BY BRUCE JANCIN
Elsevier Global Medical News
VIENNA -- Asymptomatic peripheral arterial disease diagnosed through routine screening in the offices of primary care physicians carries a high, 5-year mortality similar to that of symptomatic peripheral arterial disease, Dr. Curt Diehm reported at the annual congress of the European Society of Cardiology.
This finding from the large national German Epidemiological Trial on Ankle-Brachial Index (getABI) contains a key message for primary care medicine: The only way most such asymptomatic high-risk individuals are likely to be identified and placed on preventive therapy in a timely way is through systematic screening for peripheral arterial disease (PAD) carried out when they visit their primary care physician for some other reason, said Dr. Diehm, professor of internal medicine at the University of Heidelberg, Mannheim, Germany.
"PAD is too important to leave to specialists only," he declared.
The getABI study involved 6,880 unselected patients aged at least 65 years who were screened for PAD in 344 German primary care practices. Participating primary care physicians and nurses had been taught by getABI vascular specialists to accurately measure ABI, which Dr. Diehm called "the most effective, accurate, and practical method" for PAD detection. The test takes about 8 minutes and has 95% sensitivity.

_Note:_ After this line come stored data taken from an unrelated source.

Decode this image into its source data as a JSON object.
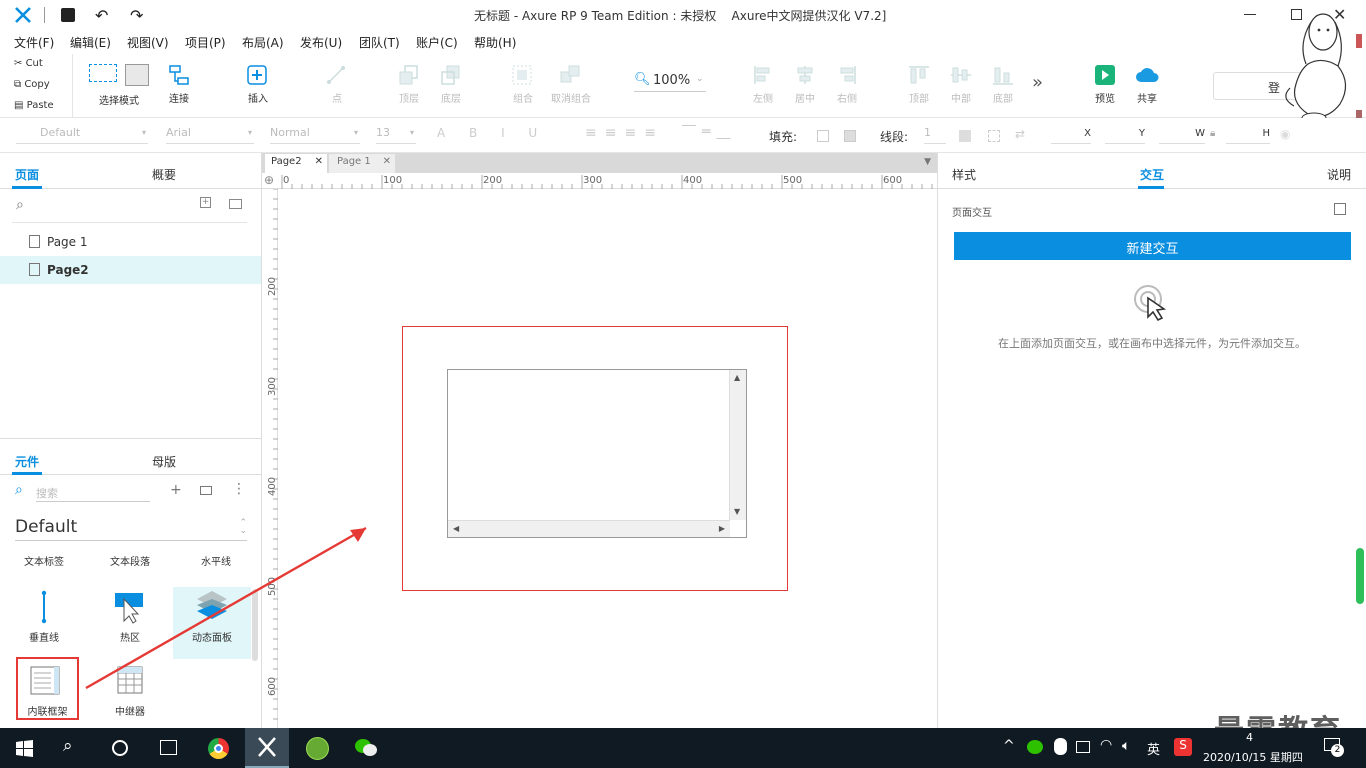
{
  "title_bar": {
    "title": "无标题 - Axure RP 9 Team Edition : 未授权    Axure中文网提供汉化 V7.2]"
  },
  "menu": [
    "文件(F)",
    "编辑(E)",
    "视图(V)",
    "项目(P)",
    "布局(A)",
    "发布(U)",
    "团队(T)",
    "账户(C)",
    "帮助(H)"
  ],
  "clipboard": {
    "cut": "Cut",
    "copy": "Copy",
    "paste": "Paste"
  },
  "toolbar": {
    "select_mode": "选择模式",
    "connect": "连接",
    "insert": "插入",
    "point": "点",
    "top": "顶层",
    "bottom": "底层",
    "group": "组合",
    "ungroup": "取消组合",
    "zoom": "100%",
    "left": "左侧",
    "center": "居中",
    "right": "右侧",
    "top_align": "顶部",
    "middle": "中部",
    "bottom_align": "底部",
    "more": "»",
    "preview": "预览",
    "share": "共享",
    "login": "登"
  },
  "format": {
    "style": "Default",
    "font": "Arial",
    "weight": "Normal",
    "size": "13",
    "fill": "填充:",
    "stroke": "线段:",
    "stroke_val": "1",
    "x": "X",
    "y": "Y",
    "w": "W",
    "h": "H"
  },
  "pages_panel": {
    "tab_pages": "页面",
    "tab_outline": "概要",
    "pages": [
      {
        "name": "Page 1",
        "selected": false
      },
      {
        "name": "Page2",
        "selected": true
      }
    ]
  },
  "widgets_panel": {
    "tab_widgets": "元件",
    "tab_masters": "母版",
    "search_placeholder": "搜索",
    "library": "Default",
    "row1": [
      "文本标签",
      "文本段落",
      "水平线"
    ],
    "row2": [
      "垂直线",
      "热区",
      "动态面板"
    ],
    "row3": [
      "内联框架",
      "中继器"
    ]
  },
  "canvas": {
    "tabs": [
      {
        "name": "Page2",
        "active": true
      },
      {
        "name": "Page 1",
        "active": false
      }
    ],
    "ruler_x": [
      "0",
      "100",
      "200",
      "300",
      "400",
      "500",
      "600"
    ],
    "ruler_y": [
      "200",
      "300",
      "400",
      "500",
      "600"
    ]
  },
  "right_panel": {
    "tab_style": "样式",
    "tab_interaction": "交互",
    "tab_notes": "说明",
    "page_interaction": "页面交互",
    "new_interaction": "新建交互",
    "hint": "在上面添加页面交互，或在画布中选择元件，为元件添加交互。"
  },
  "taskbar": {
    "ime": "英",
    "datetime": "2020/10/15 星期四",
    "time": "4",
    "notif": "2"
  },
  "watermark": "最需教育",
  "colors": {
    "accent": "#0a8ee0",
    "highlight": "#e0f6f8",
    "annotation_red": "#e53935"
  }
}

The baseline prevalence of PAD by the ABI criteria advocated in American Heart Association/American College of Cardiology guidelines was 20.8%. Nearly 600 patients had symptomatic PAD. Another 835 had asymptomatic PAD with an ABI of less than 0.9, a condition for which the prognosis had not been well defined earlier.

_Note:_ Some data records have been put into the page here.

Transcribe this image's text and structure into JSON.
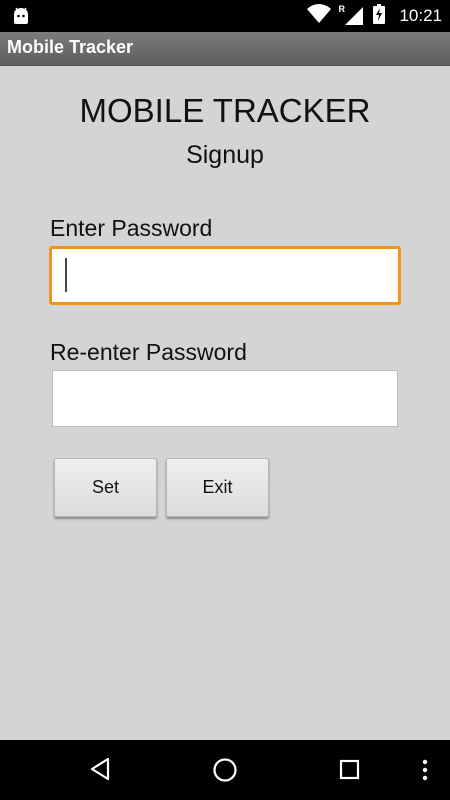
{
  "status_bar": {
    "time": "10:21",
    "icons": [
      "android-icon",
      "wifi-icon",
      "roaming-signal-icon",
      "battery-charging-icon"
    ],
    "roaming_indicator": "R"
  },
  "action_bar": {
    "title": "Mobile Tracker"
  },
  "main": {
    "heading": "MOBILE TRACKER",
    "subheading": "Signup",
    "password_field": {
      "label": "Enter Password",
      "value": "",
      "placeholder": ""
    },
    "confirm_password_field": {
      "label": "Re-enter Password",
      "value": "",
      "placeholder": ""
    },
    "buttons": {
      "set_label": "Set",
      "exit_label": "Exit"
    }
  },
  "nav_bar": {
    "icons": [
      "back-icon",
      "home-icon",
      "recents-icon",
      "more-icon"
    ]
  },
  "colors": {
    "background": "#d4d4d4",
    "focus_accent": "#f2931e",
    "action_bar": "#6b6b6b"
  }
}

All-cause mortality at 1, 3, and 5 years was significantly greater in patients with PAD than in those without it, while no significant mortality difference was seen between those whose PAD was symptomatic or asymptomatic (see graph).
Thus, one in five patients who visited their primary care physician was found to have PAD. And after 5 years, roughly one in five of these patients diagnosed with PAD--whether silent or symptomatic--was dead.
Asymptomatic PAD has often been taken lightly because of a mistaken belief that it is more benign than symptomatic PAD. But the high mortality documented in getABI dictates that once patients receive the diagnosis of PAD, even if asymptomatic, they need to be placed on the same aggressive pharmacologic regimen recommended for secondary prevention in coronary disease--a statin, ?-blocker, and antiplatelet therapy, Dr. Diehm said.
The German primary care physicians' performance in this regard was lackluster, as has historically been true worldwide for PAD. Indeed, only 56% of getABI participants with PAD were placed on antiplatelet therapy, 23% received a statin, and 25% got a ?-blocker.
"PAD patients are underdiagnosed, they are underestimated, and they are undertreated," Dr. Diehm said.
He took strong issue with the AHA/ACC guidelines on PAD (Circulation 2006;113:e463-654) on one point. The guidelines state that ABI is to be calculated for each leg based upon the ratio of the higher of the two systolic ankle pressures--that is, the posterior tibial and dorsalis pedis--over the average of the right and left brachial artery systolic blood pressures.
"In my opinion that is absolutely wrong, because if you take the higher value of the two ankle arteries you miss distal occlusions. For this study we took the higher value and got a PAD prevalence of 20.8%. If we'd used the lower of the two ankle pressure values, the disease prevalence comes to 34%. I am certain that recommendation will be changed before long," he said in an interview.
Discussant Dr. Don Poldermans stressed that PAD is a marker for global atherosclerotic disease, so when a patient is diagnosed with PAD it's worthwhile to screen for asymptomatic disease in other vascular beds.
In a Dutch study of 352 patients who presented with PAD only, additional screening revealed that three-quarters had polyvascular disease also involving the coronary arteries, aorta, and/or carotid arteries, said Dr. Poldermans, professor of cardiology at Erasmus University, Rotterdam, Netherlands. The ongoing getABI study is funded by Sanofi-Aventis and the German Ministry of Health.
When asked to comment on this story, Dr. John (Jeb) Hallett stated: "This is a landmark study pressing all primary care physicians to screen for peripheral arterial disease in patients older than 65... and to treat it before it becomes symptomatic. We screen for other chronic diseases, e.g. prostate cancer, that actually have a better five-year survival than PAD."
Dr. Hallett is medical director of the Roper Saint Francis Heart and Vascular Center in Charleston, South Carolina, and a Vascular Specialist associate editor.